Iran will do a deal with the west – but only if there’s no loss of dignity


Reader RichardH sent me a link to the UK  Guardian article Iran will do a deal with the west – but only if there’s no loss of dignity.

Speaking about Iran’s present political system, Hooman Majd wrote the following:

Beyond building the world’s first modern theocracy, which some revolutionaries and perhaps a large percentage of the then silent population never bargained for, the revolution was as much about Persian dignity and greatness as it was about overthrowing a despotic monarchy. It isn’t just pride, as some suggest, that governs popular support for the nuclear programme (or any other technical accomplishment), although Iranians are proud – perhaps overly so – of their 5,000-year history and culture, and can be accused of faith in Persian exceptionalism in much the same way the US has in its own.

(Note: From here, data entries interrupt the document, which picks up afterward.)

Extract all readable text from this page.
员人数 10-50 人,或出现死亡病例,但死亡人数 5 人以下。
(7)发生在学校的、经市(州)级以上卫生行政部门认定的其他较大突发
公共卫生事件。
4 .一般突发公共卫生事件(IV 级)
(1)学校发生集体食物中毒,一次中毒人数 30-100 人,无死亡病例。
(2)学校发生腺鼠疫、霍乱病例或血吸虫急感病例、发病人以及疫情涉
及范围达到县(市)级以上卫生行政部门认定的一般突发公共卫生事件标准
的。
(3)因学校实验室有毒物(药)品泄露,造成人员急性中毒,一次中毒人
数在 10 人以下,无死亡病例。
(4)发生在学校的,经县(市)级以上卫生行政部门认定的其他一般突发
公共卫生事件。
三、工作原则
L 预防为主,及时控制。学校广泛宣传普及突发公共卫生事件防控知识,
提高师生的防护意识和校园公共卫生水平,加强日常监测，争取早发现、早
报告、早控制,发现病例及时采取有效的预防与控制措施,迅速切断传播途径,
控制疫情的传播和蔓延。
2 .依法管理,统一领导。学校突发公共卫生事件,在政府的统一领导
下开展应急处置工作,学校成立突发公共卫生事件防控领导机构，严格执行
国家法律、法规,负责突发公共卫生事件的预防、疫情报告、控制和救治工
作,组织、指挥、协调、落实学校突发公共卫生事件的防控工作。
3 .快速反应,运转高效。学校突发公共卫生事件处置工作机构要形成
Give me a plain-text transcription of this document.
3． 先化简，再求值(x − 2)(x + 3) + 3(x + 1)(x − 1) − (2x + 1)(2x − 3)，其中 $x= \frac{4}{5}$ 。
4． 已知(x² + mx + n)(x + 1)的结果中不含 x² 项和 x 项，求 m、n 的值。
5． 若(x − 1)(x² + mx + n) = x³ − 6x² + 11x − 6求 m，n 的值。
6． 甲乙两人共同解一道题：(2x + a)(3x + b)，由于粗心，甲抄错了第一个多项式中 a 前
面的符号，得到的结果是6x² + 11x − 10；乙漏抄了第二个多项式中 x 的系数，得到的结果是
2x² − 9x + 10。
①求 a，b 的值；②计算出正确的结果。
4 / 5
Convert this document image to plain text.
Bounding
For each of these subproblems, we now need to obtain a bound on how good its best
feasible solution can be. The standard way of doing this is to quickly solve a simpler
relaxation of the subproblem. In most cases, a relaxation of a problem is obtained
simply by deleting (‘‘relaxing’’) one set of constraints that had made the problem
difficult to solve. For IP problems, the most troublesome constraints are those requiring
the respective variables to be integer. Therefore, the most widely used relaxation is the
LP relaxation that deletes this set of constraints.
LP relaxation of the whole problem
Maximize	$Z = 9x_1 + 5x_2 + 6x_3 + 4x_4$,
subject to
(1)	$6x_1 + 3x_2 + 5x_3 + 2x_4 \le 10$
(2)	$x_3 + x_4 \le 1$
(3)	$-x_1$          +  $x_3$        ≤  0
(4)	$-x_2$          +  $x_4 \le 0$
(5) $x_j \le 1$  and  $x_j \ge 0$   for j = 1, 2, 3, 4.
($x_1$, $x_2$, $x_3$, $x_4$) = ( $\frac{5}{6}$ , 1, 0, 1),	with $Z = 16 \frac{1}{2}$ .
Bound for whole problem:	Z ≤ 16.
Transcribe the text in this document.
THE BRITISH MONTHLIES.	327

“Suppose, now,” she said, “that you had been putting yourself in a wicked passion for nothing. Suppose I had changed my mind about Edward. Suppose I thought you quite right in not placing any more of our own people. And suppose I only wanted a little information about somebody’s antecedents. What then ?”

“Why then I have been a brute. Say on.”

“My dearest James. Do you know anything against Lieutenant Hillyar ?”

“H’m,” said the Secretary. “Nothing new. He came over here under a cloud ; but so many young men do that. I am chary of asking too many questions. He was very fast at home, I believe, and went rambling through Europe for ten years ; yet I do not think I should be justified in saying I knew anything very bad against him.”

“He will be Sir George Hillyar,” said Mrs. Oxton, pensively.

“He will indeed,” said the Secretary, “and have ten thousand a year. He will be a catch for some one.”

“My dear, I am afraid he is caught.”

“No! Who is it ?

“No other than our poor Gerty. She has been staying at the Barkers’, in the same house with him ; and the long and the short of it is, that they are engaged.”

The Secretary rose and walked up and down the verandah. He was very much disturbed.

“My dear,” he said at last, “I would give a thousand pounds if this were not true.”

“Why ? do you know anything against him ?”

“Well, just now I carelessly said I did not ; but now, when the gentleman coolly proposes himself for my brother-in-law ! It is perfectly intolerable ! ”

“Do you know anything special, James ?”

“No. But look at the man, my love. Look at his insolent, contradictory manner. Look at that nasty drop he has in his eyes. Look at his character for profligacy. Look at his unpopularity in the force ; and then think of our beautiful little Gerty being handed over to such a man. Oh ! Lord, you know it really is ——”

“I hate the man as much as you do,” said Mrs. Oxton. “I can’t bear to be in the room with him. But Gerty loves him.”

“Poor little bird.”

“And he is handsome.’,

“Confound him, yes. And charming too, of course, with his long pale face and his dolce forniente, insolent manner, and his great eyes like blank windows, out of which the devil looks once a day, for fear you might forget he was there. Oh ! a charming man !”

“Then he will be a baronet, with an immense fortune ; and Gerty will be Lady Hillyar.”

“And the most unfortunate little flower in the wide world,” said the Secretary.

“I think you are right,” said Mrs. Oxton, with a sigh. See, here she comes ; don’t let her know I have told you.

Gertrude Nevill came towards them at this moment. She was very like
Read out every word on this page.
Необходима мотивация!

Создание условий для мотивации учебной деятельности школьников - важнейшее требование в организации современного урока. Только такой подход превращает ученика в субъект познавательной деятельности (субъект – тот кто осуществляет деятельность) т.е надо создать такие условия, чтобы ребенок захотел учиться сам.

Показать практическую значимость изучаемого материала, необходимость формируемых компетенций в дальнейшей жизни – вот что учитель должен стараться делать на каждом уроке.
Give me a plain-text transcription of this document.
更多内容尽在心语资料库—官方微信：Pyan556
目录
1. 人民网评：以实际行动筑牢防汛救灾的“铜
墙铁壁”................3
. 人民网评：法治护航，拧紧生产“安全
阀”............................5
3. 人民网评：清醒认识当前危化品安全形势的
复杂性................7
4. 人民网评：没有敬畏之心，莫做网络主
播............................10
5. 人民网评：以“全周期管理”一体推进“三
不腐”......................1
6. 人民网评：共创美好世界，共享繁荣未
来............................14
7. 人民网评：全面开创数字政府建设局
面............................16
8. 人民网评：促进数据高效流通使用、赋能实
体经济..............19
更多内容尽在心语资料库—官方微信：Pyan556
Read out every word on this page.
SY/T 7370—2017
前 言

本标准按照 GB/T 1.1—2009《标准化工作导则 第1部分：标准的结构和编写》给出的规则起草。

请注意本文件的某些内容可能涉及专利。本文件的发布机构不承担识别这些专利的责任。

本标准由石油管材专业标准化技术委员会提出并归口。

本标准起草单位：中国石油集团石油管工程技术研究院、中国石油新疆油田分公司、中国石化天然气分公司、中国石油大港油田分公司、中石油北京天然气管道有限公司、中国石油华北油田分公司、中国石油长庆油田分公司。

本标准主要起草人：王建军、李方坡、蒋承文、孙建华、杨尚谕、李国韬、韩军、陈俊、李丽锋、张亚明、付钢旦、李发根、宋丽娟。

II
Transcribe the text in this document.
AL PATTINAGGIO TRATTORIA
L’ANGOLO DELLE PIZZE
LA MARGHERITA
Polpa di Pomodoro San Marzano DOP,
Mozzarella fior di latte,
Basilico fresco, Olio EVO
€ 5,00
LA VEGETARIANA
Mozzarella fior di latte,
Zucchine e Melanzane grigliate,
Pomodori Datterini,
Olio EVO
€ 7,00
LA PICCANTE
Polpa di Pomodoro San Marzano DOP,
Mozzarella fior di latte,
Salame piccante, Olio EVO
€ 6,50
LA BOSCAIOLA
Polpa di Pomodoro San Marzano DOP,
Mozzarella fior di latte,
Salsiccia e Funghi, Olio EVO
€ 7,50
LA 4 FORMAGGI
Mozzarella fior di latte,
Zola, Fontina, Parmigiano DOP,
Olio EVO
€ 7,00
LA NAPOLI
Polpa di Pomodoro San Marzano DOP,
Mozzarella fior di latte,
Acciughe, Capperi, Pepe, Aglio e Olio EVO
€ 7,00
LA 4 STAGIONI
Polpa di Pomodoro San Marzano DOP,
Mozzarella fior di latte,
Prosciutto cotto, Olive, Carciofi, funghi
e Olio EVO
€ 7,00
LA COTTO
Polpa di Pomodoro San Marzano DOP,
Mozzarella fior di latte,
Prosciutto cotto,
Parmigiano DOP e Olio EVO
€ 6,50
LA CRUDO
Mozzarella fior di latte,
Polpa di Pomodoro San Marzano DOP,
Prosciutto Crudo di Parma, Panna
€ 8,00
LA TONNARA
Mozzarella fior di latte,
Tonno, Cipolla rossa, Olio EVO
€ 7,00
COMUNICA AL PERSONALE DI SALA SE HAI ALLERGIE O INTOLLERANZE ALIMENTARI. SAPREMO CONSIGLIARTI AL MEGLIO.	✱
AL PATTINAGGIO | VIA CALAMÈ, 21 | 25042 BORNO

I think about the application of this idea in our relations with Russia, Iraq, North Korea, Libya, Syria. and some other countries.  When we don’t give them the respect that they feel they deserve and we try to take away their sense of dignity, then it ought to be no surprise to us that they won’t agree with us on almost anything.  The more we heighten our threats and reprisals against these countries, the more recalcitrant and counter threatening they become.

Think about this same part of human nature in our domestic relations between President Obama and the Congressional Republicans.  In the beginning, Obama tried to win them over by giving them far more respect than they were giving to him.  They did not reciprocate.  It took many years for Obama to learn that his way of gaining their cooperation was not going to work.  In fact, the escalating threats by the Republicans against Obama have finally convinced him that he has  to stand up to them.

In the foreign policy domain, Obama at first took a conciliatory tone to many of our adversaries.  However, he reversed policy with them far  faster than he did with the Republicans.  Ironically, if he had  stayed the course in foreign policy, he might have got some reciprocity that he was never going to get from the Republicans.

In fact, it might have been showing deference to Republican sensitivities for him to take harsher stands in foreign policy.  It didn’t win him any fiends among the Republicans, and  it has only made things worse among some of our adversaries that seemed to be coming around to a more conciliatory approach themselves.  Just think of the sanctions we have imposed on Russia as a reward for the help they gave us in dealing with Syria.

This consideration of too many sides in all these situations has left me with one conclusion.  No single approach to relations is always appropriate in every situation.  You have to try to figure out the best approach for each situation.